A qualitative investigation into the rehabilitation experience of patients following wrist fracture
Bamford, Rachael and Walker, Dawn-Marie (2010) A qualitative investigation into the rehabilitation experience of patients following wrist fracture. Hand Therapy, 15 (3). pp. 54-61. ISSN 1758-9983
Official URL: http://ht.rsmjournals.com/content/15/3/54
Introduction. Fractures of the wrist are often highly traumatic, leading to significant pain and reduction in an individual’s home, work and leisure roles for a considerable time. Among the studies on wrist fracture, there is limited evidence which qualitatively explores the patient’s rehabilitation experiences of this condition, and the impact they feel it has on their daily lives. The aim of this study was therefore to explore the experiences of working age people with dominant side wrist fracture in terms of the impact on their lives from the resulting loss of hand function, and the role that hand therapy plays in the rehabilitation process.

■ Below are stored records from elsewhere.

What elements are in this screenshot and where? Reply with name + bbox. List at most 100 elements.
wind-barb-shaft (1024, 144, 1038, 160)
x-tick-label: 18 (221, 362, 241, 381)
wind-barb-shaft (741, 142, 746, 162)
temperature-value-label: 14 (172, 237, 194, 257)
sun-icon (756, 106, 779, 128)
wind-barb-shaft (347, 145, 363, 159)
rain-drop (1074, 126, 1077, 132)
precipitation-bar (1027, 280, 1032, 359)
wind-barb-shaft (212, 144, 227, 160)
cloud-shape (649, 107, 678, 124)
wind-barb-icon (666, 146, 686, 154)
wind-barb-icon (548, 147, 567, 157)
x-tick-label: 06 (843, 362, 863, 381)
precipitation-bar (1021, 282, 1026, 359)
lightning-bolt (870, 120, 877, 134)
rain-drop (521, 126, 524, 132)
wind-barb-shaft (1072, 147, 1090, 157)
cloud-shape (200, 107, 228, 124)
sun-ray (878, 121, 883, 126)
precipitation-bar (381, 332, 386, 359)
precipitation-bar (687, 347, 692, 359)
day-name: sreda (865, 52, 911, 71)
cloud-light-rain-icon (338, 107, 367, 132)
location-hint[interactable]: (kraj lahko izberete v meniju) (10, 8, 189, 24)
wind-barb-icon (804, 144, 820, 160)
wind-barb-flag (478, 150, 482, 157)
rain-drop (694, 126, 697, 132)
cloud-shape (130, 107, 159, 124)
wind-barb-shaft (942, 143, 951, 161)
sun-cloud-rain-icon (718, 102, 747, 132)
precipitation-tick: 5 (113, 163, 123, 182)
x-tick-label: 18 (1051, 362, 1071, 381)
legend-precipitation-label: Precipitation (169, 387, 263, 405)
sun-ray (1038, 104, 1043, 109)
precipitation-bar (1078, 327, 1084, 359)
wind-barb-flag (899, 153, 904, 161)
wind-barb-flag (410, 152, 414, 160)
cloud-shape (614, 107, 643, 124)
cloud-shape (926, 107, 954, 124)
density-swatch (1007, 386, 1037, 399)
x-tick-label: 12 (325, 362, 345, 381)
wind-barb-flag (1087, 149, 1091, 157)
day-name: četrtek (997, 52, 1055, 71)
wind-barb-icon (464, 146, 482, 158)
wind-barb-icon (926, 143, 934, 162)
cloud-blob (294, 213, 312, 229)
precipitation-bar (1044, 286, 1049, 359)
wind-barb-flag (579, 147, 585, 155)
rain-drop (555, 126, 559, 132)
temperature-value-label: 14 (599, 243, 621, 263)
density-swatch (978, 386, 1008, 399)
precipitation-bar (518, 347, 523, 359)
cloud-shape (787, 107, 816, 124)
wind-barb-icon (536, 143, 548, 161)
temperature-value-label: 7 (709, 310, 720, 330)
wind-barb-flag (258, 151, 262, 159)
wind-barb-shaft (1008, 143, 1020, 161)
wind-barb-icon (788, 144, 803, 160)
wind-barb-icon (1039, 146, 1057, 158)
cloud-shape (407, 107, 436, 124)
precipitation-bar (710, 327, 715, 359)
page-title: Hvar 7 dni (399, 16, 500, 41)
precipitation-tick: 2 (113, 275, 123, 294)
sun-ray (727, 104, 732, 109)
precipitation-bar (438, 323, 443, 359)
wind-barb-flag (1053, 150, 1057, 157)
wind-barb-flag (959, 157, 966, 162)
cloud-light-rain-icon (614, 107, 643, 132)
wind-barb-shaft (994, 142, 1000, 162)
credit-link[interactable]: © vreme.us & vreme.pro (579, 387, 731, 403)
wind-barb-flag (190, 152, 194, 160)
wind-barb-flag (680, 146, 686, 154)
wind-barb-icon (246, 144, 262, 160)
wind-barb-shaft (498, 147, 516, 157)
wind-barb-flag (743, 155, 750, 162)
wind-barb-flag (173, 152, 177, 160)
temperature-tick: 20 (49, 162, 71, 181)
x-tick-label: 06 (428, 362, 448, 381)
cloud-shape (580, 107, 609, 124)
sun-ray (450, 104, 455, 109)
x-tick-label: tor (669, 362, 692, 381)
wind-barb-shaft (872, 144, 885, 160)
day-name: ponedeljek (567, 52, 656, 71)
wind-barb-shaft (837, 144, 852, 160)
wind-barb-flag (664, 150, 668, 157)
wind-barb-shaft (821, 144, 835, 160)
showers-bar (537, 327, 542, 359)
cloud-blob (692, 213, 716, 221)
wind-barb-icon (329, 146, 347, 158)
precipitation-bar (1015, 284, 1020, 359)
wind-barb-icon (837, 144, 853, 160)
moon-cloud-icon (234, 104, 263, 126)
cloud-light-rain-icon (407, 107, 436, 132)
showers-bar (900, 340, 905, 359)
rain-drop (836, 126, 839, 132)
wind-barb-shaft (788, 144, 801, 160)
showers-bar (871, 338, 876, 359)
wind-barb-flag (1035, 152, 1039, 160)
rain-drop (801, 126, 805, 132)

Method. Using a qualitative approach, semistructured interviews were carried out with six participants who were current or previous patients of an outpatient occupational therapy department and who had sustained wrist fracture. Three key themes equated to the impact the fracture had on their lives: ‘functional ability’, ‘attitudes and expectations of self and others’ and ‘assessment and treatment in occupational therapy’. Results. The main findings showed that the impact of reduced ability evoked negative reactions and dependence on others. Lack of information on application and removal of plaster cast contributed towards early anxieties about the appearance and function of the hand. Patients’ attitudes generally reflected taking some responsibility for their own progress. Occupational therapy input increased motivation, and particularly for those who attended rehabilitation sessions in the department, the therapy was valued. Discussion. The recommendations from this study are that early and continued patient education is provided by the therapist, engaging relatives where appropriate, to alleviate patient and family anxieties and to help determine realistic expectations of recovery. While patients generally engage with objective measurements, making assessment and treatment relevant to their activities of daily living is essential to ensure they are motivated for therapy.